What they have released is a MVP, a minimum viable product, it checks all the boxes for a releaseable thing and that's what the higher ups, the product leads and other finance stakeholders want to hear.
Additional features or proper scaling? Yeah, nice we put that on the list for MVP+, for sure! When will that come? Nobody knows and we have no development time to work on it because now with the release the focus was shifted to the next project, but it is on the list and we will come back to it.
I have heard that so often in so many projects I was part of, as a grunt with no power, and for nearly all of them I still wait for the MVP+ time to ever happen.
Them, the ones having full control on the platform, failed were foss developpers succeed. They have no excuse.

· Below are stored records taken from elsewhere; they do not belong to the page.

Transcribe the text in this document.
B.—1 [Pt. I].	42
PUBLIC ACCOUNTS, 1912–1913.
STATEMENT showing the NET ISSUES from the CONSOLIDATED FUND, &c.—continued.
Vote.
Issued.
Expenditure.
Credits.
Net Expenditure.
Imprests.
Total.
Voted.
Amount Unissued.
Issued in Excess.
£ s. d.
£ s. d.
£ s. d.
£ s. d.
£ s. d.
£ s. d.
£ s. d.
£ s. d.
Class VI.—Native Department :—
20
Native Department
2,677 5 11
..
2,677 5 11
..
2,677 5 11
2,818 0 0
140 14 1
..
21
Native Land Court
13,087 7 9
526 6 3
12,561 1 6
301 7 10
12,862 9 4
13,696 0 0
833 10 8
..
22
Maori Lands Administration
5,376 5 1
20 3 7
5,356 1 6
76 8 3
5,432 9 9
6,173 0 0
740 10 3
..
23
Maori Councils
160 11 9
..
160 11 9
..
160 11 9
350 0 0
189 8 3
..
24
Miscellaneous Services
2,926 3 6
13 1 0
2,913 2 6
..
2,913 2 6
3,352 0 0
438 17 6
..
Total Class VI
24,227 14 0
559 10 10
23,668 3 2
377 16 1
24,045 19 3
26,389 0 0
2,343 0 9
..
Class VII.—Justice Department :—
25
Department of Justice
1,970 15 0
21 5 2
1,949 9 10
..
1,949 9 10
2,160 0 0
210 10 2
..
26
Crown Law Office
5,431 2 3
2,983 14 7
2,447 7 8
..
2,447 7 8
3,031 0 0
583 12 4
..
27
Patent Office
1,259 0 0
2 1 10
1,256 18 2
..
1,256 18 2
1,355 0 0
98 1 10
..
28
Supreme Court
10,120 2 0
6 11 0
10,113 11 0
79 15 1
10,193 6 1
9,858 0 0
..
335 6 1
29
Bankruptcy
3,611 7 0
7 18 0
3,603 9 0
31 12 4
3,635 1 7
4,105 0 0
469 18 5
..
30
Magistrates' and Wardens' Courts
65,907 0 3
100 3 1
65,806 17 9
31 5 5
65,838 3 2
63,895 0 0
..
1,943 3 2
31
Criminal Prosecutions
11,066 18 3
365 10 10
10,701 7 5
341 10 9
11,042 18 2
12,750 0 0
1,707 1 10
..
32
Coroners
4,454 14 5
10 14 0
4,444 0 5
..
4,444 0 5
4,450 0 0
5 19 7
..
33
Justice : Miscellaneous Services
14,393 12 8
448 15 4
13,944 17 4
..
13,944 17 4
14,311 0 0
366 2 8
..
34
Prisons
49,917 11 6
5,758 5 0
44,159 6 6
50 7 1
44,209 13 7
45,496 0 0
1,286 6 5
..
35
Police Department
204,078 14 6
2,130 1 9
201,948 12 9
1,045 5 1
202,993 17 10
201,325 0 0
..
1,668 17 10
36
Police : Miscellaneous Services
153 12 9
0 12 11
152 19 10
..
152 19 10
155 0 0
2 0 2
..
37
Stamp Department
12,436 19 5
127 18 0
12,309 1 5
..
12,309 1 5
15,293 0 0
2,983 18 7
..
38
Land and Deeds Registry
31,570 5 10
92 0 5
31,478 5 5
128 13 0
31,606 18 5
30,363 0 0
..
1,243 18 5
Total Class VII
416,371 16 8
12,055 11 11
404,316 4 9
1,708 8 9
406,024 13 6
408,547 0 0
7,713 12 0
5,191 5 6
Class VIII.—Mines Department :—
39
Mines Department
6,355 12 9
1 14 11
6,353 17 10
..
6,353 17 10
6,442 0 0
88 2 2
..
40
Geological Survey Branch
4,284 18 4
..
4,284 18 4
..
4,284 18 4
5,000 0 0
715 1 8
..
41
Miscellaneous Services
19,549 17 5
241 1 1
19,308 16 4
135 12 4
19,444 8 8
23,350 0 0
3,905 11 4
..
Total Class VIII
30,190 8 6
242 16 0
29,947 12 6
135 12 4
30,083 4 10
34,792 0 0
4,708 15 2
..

FOSS developers have no cost reporting, no meetings with C level and stakeholders, no shareholders, no release plans, no schedules. What they have is passion.
They just created what they want to create, they have a deep personal agenda to make something they want to use for themselves and that has to have therefore the polish and quality they want to have it to have.
The corporate developers wanted to make a good product too I am very sure, but if the higher ups say that it has to be released by a fixed date then there is not much that the developers can do about it.
So yes, the company has no real excuses, besides money.
Many situations proved to us that passion make better things, sadly today's AAA game developpers dosn't have any passion anymore, mostly because of pression made by boss who are only driven by money.
Wouldn't it be a lot cheaper to buy a license from an emulator project, hire one or two from the team, and give them access to internal info to help fix things up? Then your internal team just integrates it with the console and you ship it.
That sounds way cheaper than NIH...
There are not much good commercial emulator projects, and open source emulators are not easy to license due to the nature of the open source licences (often GPL 2 or 3) used.
A iot of the FOSS projects are developed by a handful of people, often just one or two. So you buy a licence from those individuals and remove and replace the rest. Or just hire the one or two devs and they can pull in the bits they wrote. You're always free to relicense your work.
And if it's GPL v2, there's no problem because you can probably treat it as "firmware" since it's a console and not a PC (e.g. like TiVo did). GPL v3 blocks that loophole though.
Sounds complicated and like a lot of potential legal trouble, have it done by their own staff seems easier.